According to the embodiment, the signal from the photo-interrupter 216 in the standby position as one position is in the “light shielding (OFF)” state and the signal from the photo-interrupter 216 in the paper passing position and detection position as the other position is in the “transmission (ON)” state, but the invention is not limited by this. When the shape of the light-shielding portion 212c of the sensor flag 212 is changed, the standby position as the other position may be set to correspond to the “transmission (ON)” state and the paper-threading position and the detection position to one position to the “light-shielding (OFF)” state.

According to the embodiment, the cartridge B is used as an example of the attachable/detachable unit to be attached to and detached from the image forming apparatus 100, and detection of the detached/attached state of the cartridge B has been described, but the attachable/detachable unit according to the present invention is not limited to the cartridge B. For example, the invention can be applied to detection of the insertion/withdrawal state of the sheet tray 4, which is loaded with sheets PA and can be inserted to and removed from the image forming apparatus 100. Furthermore, the invention can be applied to detection of any detection state other than the detection of the detached/attached state of the attachable/detachable unit. For example, the invention can be applied to detection of the open/closed state of a door member that can be opened and closed with respect to the image forming apparatus 100.

While the present invention has been described with reference to exemplary embodiments, it is to be understood that the invention is not limited to the disclosed exemplary embodiments. The scope of the following claims is to be accorded the broadest interpretation so as to encompass all such modifications and equivalent structures and functions.

This application claims the benefit of Japanese Patent Application No. 2020-102724, filed on Jun. 12, 2020, No. 2020-102666, filed on Jun. 12, 2020 which are hereby incorporated by reference herein in its entirety.

Claims

1.-12. (canceled)

13. An image forming apparatus for forming an image on a recording material comprising:

an apparatus main body;

an attachable/detachable unit that is attachable to/detachable from the apparatus main body;

a first moving member capable of moving between a first position which is a position not in contact with the recording material and a second position which is a position in contact with the recording material;

a second moving member positioned in a third position in a state where the attachable/detachable unit is not attached to the apparatus main body and in a fourth position in a state where the attachable/detachable unit is attached to the apparatus main body;

an optical sensor comprising a light-emitting portion and a light-receiving portion; and

a flag member capable of moving between a transmission position in which light from the light-emitting portion is allowed to be received by the light-receiving portion and a light-shielding position in which the light is not allowed to be received by the light-receiving portion, the flag member moving in conjunction with a movement of the first moving member from the first position to the second position, the flag member moving in conjunction with a movement of the second moving member from the third position to the fourth position.

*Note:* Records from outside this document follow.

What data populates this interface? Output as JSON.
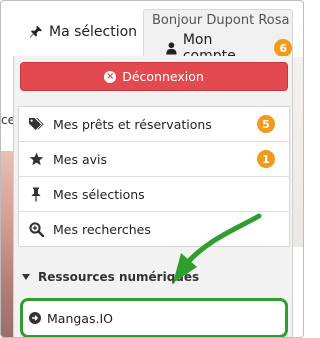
{
  "header": {
    "selection_tab_label": "Ma sélection",
    "greeting": "Bonjour Dupont Rosa",
    "account_label": "Mon compte",
    "account_badge": "6"
  },
  "dropdown": {
    "logout_label": "Déconnexion",
    "items": [
      {
        "label": "Mes prêts et réservations",
        "icon": "tags-icon",
        "badge": "5"
      },
      {
        "label": "Mes avis",
        "icon": "star-icon",
        "badge": "1"
      },
      {
        "label": "Mes sélections",
        "icon": "pin-icon",
        "badge": ""
      },
      {
        "label": "Mes recherches",
        "icon": "search-icon",
        "badge": ""
      }
    ],
    "section_title": "Ressources numériques",
    "resource_label": "Mangas.IO"
  },
  "colors": {
    "logout_bg": "#e34a4f",
    "badge_bg": "#f29a1a",
    "highlight_green": "#2f9e2f"
  },
  "background_fragment_text": "ce"
}
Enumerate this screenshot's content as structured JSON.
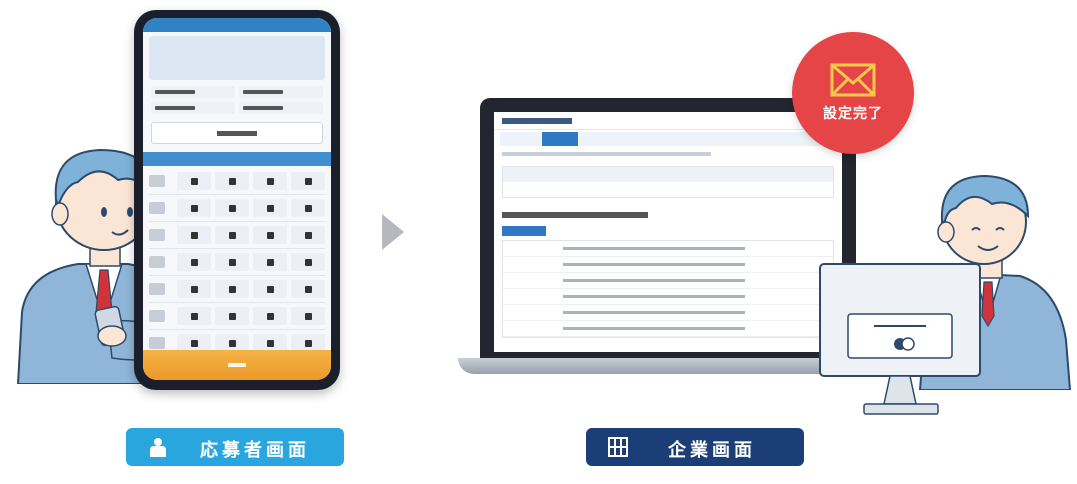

14. The image forming apparatus according to claim 13,

wherein the flag member is rotatably provided at the apparatus main body,

wherein the flag member rotates in a first rotation direction in conjunction with a movement of the first moving member from the first position to the second position, and

wherein the flag member rotates in a second rotation direction opposite to the first rotation direction in conjunction with a movement of the second moving member from the third position to the fourth position.